Image size limitations

  • The size of a single image file must not exceed 10 MB. When using the OpenAI SDK, the Base64-encoded image must not exceed 10 MB either, see .

  • The width and height of an image must both be greater than 10 pixels. The aspect ratio must not exceed 200:1 or 1:200.

  • No pixel count limit for a single image, because the model will scale and preprocess the image before understanding. Larger images do not necessarily improve understanding performance. Recommended pixel values:

    • For a single image input to qvq-max, qvq-max-latest, or qvq-max-2025-03-25, the number of pixels should not exceed 1,003,520.

Image number limitations

In multi-image input, the number of images is limited by the model's total token limit for text and images (maximum input). The total token count of all images must be less than the model's maximum input.

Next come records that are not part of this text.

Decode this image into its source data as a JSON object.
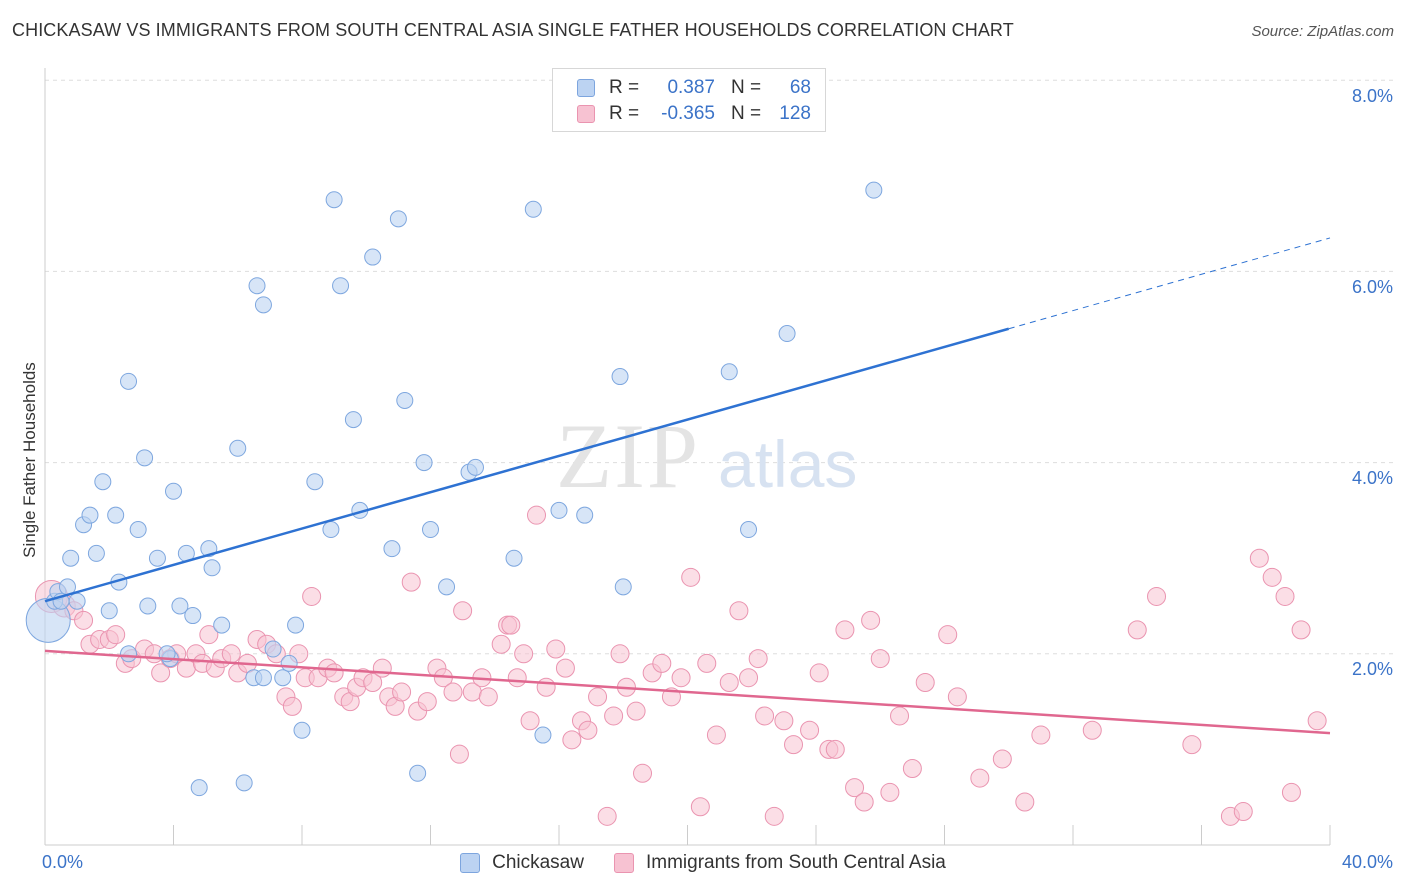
{
  "title": "CHICKASAW VS IMMIGRANTS FROM SOUTH CENTRAL ASIA SINGLE FATHER HOUSEHOLDS CORRELATION CHART",
  "source": "Source: ZipAtlas.com",
  "watermark": {
    "zip": "ZIP",
    "atlas": "atlas"
  },
  "legend_top": {
    "row1": {
      "r_label": "R =",
      "r_value": "0.387",
      "n_label": "N =",
      "n_value": "68"
    },
    "row2": {
      "r_label": "R =",
      "r_value": "-0.365",
      "n_label": "N =",
      "n_value": "128"
    }
  },
  "legend_bottom": {
    "series1": "Chickasaw",
    "series2": "Immigrants from South Central Asia"
  },
  "x_labels": {
    "min": "0.0%",
    "max": "40.0%"
  },
  "y_title": "Single Father Households",
  "y_ticks": [
    "8.0%",
    "6.0%",
    "4.0%",
    "2.0%"
  ],
  "colors": {
    "blue_fill": "#bcd3f2",
    "blue_stroke": "#7ea7df",
    "blue_line": "#2e72d2",
    "pink_fill": "#f7c2d2",
    "pink_stroke": "#ea94b0",
    "pink_line": "#e0678f",
    "grid": "#dddddd",
    "label": "#3b73c8"
  },
  "chart_data": {
    "type": "scatter",
    "xlim": [
      0,
      40
    ],
    "ylim": [
      0,
      8.0
    ],
    "grid": true,
    "series": [
      {
        "name": "Chickasaw",
        "r": 0.387,
        "n": 68,
        "trend": {
          "x0": 0,
          "y0": 2.55,
          "x1": 30,
          "y1": 5.4,
          "dashed_to_x": 40,
          "dashed_to_y": 6.35
        },
        "points": [
          [
            0.1,
            2.35,
            22
          ],
          [
            0.3,
            2.55,
            8
          ],
          [
            0.4,
            2.65,
            8
          ],
          [
            0.7,
            2.7,
            8
          ],
          [
            0.8,
            3.0,
            8
          ],
          [
            1.2,
            3.35,
            8
          ],
          [
            1.4,
            3.45,
            8
          ],
          [
            1.6,
            3.05,
            8
          ],
          [
            1.8,
            3.8,
            8
          ],
          [
            2.0,
            2.45,
            8
          ],
          [
            2.2,
            3.45,
            8
          ],
          [
            2.3,
            2.75,
            8
          ],
          [
            2.6,
            4.85,
            8
          ],
          [
            2.9,
            3.3,
            8
          ],
          [
            3.1,
            4.05,
            8
          ],
          [
            3.2,
            2.5,
            8
          ],
          [
            3.5,
            3.0,
            8
          ],
          [
            3.9,
            1.95,
            8
          ],
          [
            4.0,
            3.7,
            8
          ],
          [
            4.2,
            2.5,
            8
          ],
          [
            4.4,
            3.05,
            8
          ],
          [
            4.6,
            2.4,
            8
          ],
          [
            4.8,
            0.6,
            8
          ],
          [
            5.1,
            3.1,
            8
          ],
          [
            5.2,
            2.9,
            8
          ],
          [
            5.5,
            2.3,
            8
          ],
          [
            6.0,
            4.15,
            8
          ],
          [
            6.2,
            0.65,
            8
          ],
          [
            6.5,
            1.75,
            8
          ],
          [
            6.6,
            5.85,
            8
          ],
          [
            6.8,
            5.65,
            8
          ],
          [
            7.1,
            2.05,
            8
          ],
          [
            7.4,
            1.75,
            8
          ],
          [
            7.6,
            1.9,
            8
          ],
          [
            7.8,
            2.3,
            8
          ],
          [
            8.0,
            1.2,
            8
          ],
          [
            8.4,
            3.8,
            8
          ],
          [
            8.9,
            3.3,
            8
          ],
          [
            9.0,
            6.75,
            8
          ],
          [
            9.2,
            5.85,
            8
          ],
          [
            9.6,
            4.45,
            8
          ],
          [
            9.8,
            3.5,
            8
          ],
          [
            10.2,
            6.15,
            8
          ],
          [
            10.8,
            3.1,
            8
          ],
          [
            11.0,
            6.55,
            8
          ],
          [
            11.2,
            4.65,
            8
          ],
          [
            11.6,
            0.75,
            8
          ],
          [
            11.8,
            4.0,
            8
          ],
          [
            12.0,
            3.3,
            8
          ],
          [
            12.5,
            2.7,
            8
          ],
          [
            13.2,
            3.9,
            8
          ],
          [
            13.4,
            3.95,
            8
          ],
          [
            14.6,
            3.0,
            8
          ],
          [
            15.2,
            6.65,
            8
          ],
          [
            15.5,
            1.15,
            8
          ],
          [
            16.0,
            3.5,
            8
          ],
          [
            16.8,
            3.45,
            8
          ],
          [
            17.9,
            4.9,
            8
          ],
          [
            18.0,
            2.7,
            8
          ],
          [
            21.3,
            4.95,
            8
          ],
          [
            21.9,
            3.3,
            8
          ],
          [
            23.1,
            5.35,
            8
          ],
          [
            25.8,
            6.85,
            8
          ],
          [
            0.5,
            2.55,
            8
          ],
          [
            1.0,
            2.55,
            8
          ],
          [
            2.6,
            2.0,
            8
          ],
          [
            3.8,
            2.0,
            8
          ],
          [
            6.8,
            1.75,
            8
          ]
        ]
      },
      {
        "name": "Immigrants from South Central Asia",
        "r": -0.365,
        "n": 128,
        "trend": {
          "x0": 0,
          "y0": 2.03,
          "x1": 40,
          "y1": 1.17
        },
        "points": [
          [
            0.2,
            2.6,
            16
          ],
          [
            0.6,
            2.5,
            11
          ],
          [
            0.9,
            2.45,
            9
          ],
          [
            1.2,
            2.35,
            9
          ],
          [
            1.4,
            2.1,
            9
          ],
          [
            1.7,
            2.15,
            9
          ],
          [
            2.0,
            2.15,
            9
          ],
          [
            2.2,
            2.2,
            9
          ],
          [
            2.5,
            1.9,
            9
          ],
          [
            2.7,
            1.95,
            9
          ],
          [
            3.1,
            2.05,
            9
          ],
          [
            3.4,
            2.0,
            9
          ],
          [
            3.6,
            1.8,
            9
          ],
          [
            3.9,
            1.95,
            9
          ],
          [
            4.1,
            2.0,
            9
          ],
          [
            4.4,
            1.85,
            9
          ],
          [
            4.7,
            2.0,
            9
          ],
          [
            4.9,
            1.9,
            9
          ],
          [
            5.1,
            2.2,
            9
          ],
          [
            5.3,
            1.85,
            9
          ],
          [
            5.5,
            1.95,
            9
          ],
          [
            5.8,
            2.0,
            9
          ],
          [
            6.0,
            1.8,
            9
          ],
          [
            6.3,
            1.9,
            9
          ],
          [
            6.6,
            2.15,
            9
          ],
          [
            6.9,
            2.1,
            9
          ],
          [
            7.2,
            2.0,
            9
          ],
          [
            7.5,
            1.55,
            9
          ],
          [
            7.7,
            1.45,
            9
          ],
          [
            7.9,
            2.0,
            9
          ],
          [
            8.1,
            1.75,
            9
          ],
          [
            8.3,
            2.6,
            9
          ],
          [
            8.5,
            1.75,
            9
          ],
          [
            8.8,
            1.85,
            9
          ],
          [
            9.0,
            1.8,
            9
          ],
          [
            9.3,
            1.55,
            9
          ],
          [
            9.5,
            1.5,
            9
          ],
          [
            9.7,
            1.65,
            9
          ],
          [
            9.9,
            1.75,
            9
          ],
          [
            10.2,
            1.7,
            9
          ],
          [
            10.5,
            1.85,
            9
          ],
          [
            10.7,
            1.55,
            9
          ],
          [
            10.9,
            1.45,
            9
          ],
          [
            11.1,
            1.6,
            9
          ],
          [
            11.4,
            2.75,
            9
          ],
          [
            11.6,
            1.4,
            9
          ],
          [
            11.9,
            1.5,
            9
          ],
          [
            12.2,
            1.85,
            9
          ],
          [
            12.4,
            1.75,
            9
          ],
          [
            12.7,
            1.6,
            9
          ],
          [
            12.9,
            0.95,
            9
          ],
          [
            13.0,
            2.45,
            9
          ],
          [
            13.3,
            1.6,
            9
          ],
          [
            13.6,
            1.75,
            9
          ],
          [
            13.8,
            1.55,
            9
          ],
          [
            14.2,
            2.1,
            9
          ],
          [
            14.4,
            2.3,
            9
          ],
          [
            14.7,
            1.75,
            9
          ],
          [
            14.9,
            2.0,
            9
          ],
          [
            15.1,
            1.3,
            9
          ],
          [
            15.3,
            3.45,
            9
          ],
          [
            15.6,
            1.65,
            9
          ],
          [
            15.9,
            2.05,
            9
          ],
          [
            16.2,
            1.85,
            9
          ],
          [
            16.4,
            1.1,
            9
          ],
          [
            16.7,
            1.3,
            9
          ],
          [
            16.9,
            1.2,
            9
          ],
          [
            17.2,
            1.55,
            9
          ],
          [
            17.5,
            0.3,
            9
          ],
          [
            17.7,
            1.35,
            9
          ],
          [
            17.9,
            2.0,
            9
          ],
          [
            18.1,
            1.65,
            9
          ],
          [
            18.4,
            1.4,
            9
          ],
          [
            18.6,
            0.75,
            9
          ],
          [
            18.9,
            1.8,
            9
          ],
          [
            19.2,
            1.9,
            9
          ],
          [
            19.5,
            1.55,
            9
          ],
          [
            19.8,
            1.75,
            9
          ],
          [
            20.1,
            2.8,
            9
          ],
          [
            20.4,
            0.4,
            9
          ],
          [
            20.6,
            1.9,
            9
          ],
          [
            20.9,
            1.15,
            9
          ],
          [
            21.3,
            1.7,
            9
          ],
          [
            21.6,
            2.45,
            9
          ],
          [
            21.9,
            1.75,
            9
          ],
          [
            22.2,
            1.95,
            9
          ],
          [
            22.4,
            1.35,
            9
          ],
          [
            22.7,
            0.3,
            9
          ],
          [
            23.0,
            1.3,
            9
          ],
          [
            23.3,
            1.05,
            9
          ],
          [
            23.8,
            1.2,
            9
          ],
          [
            24.1,
            1.8,
            9
          ],
          [
            24.4,
            1.0,
            9
          ],
          [
            24.6,
            1.0,
            9
          ],
          [
            24.9,
            2.25,
            9
          ],
          [
            25.2,
            0.6,
            9
          ],
          [
            25.5,
            0.45,
            9
          ],
          [
            25.7,
            2.35,
            9
          ],
          [
            26.0,
            1.95,
            9
          ],
          [
            26.3,
            0.55,
            9
          ],
          [
            26.6,
            1.35,
            9
          ],
          [
            27.0,
            0.8,
            9
          ],
          [
            27.4,
            1.7,
            9
          ],
          [
            28.1,
            2.2,
            9
          ],
          [
            28.4,
            1.55,
            9
          ],
          [
            29.1,
            0.7,
            9
          ],
          [
            29.8,
            0.9,
            9
          ],
          [
            30.5,
            0.45,
            9
          ],
          [
            31.0,
            1.15,
            9
          ],
          [
            32.6,
            1.2,
            9
          ],
          [
            34.0,
            2.25,
            9
          ],
          [
            34.6,
            2.6,
            9
          ],
          [
            35.7,
            1.05,
            9
          ],
          [
            36.9,
            0.3,
            9
          ],
          [
            37.3,
            0.35,
            9
          ],
          [
            37.8,
            3.0,
            9
          ],
          [
            38.2,
            2.8,
            9
          ],
          [
            38.6,
            2.6,
            9
          ],
          [
            38.8,
            0.55,
            9
          ],
          [
            39.1,
            2.25,
            9
          ],
          [
            39.6,
            1.3,
            9
          ],
          [
            14.5,
            2.3,
            9
          ]
        ]
      }
    ]
  }
}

For example, qvq-max has a maximum input of 106,496 tokens. The default token limit is 1,280 per image. You can set vl_high_resolution_images in DashScope to increase the token limit to 16,384 per image. If your input images are all 1280 × 1280:

Token limit per image

Adjusted image

Image tokens

Maximum number of images

1,280 (default)

980 x 980

1,227

86

16,384

1288 x 1288

2,118

50

API reference

For input and output parameter details, see Qwen.

Error codes

If the call failed and an error message is returned, see Error messages.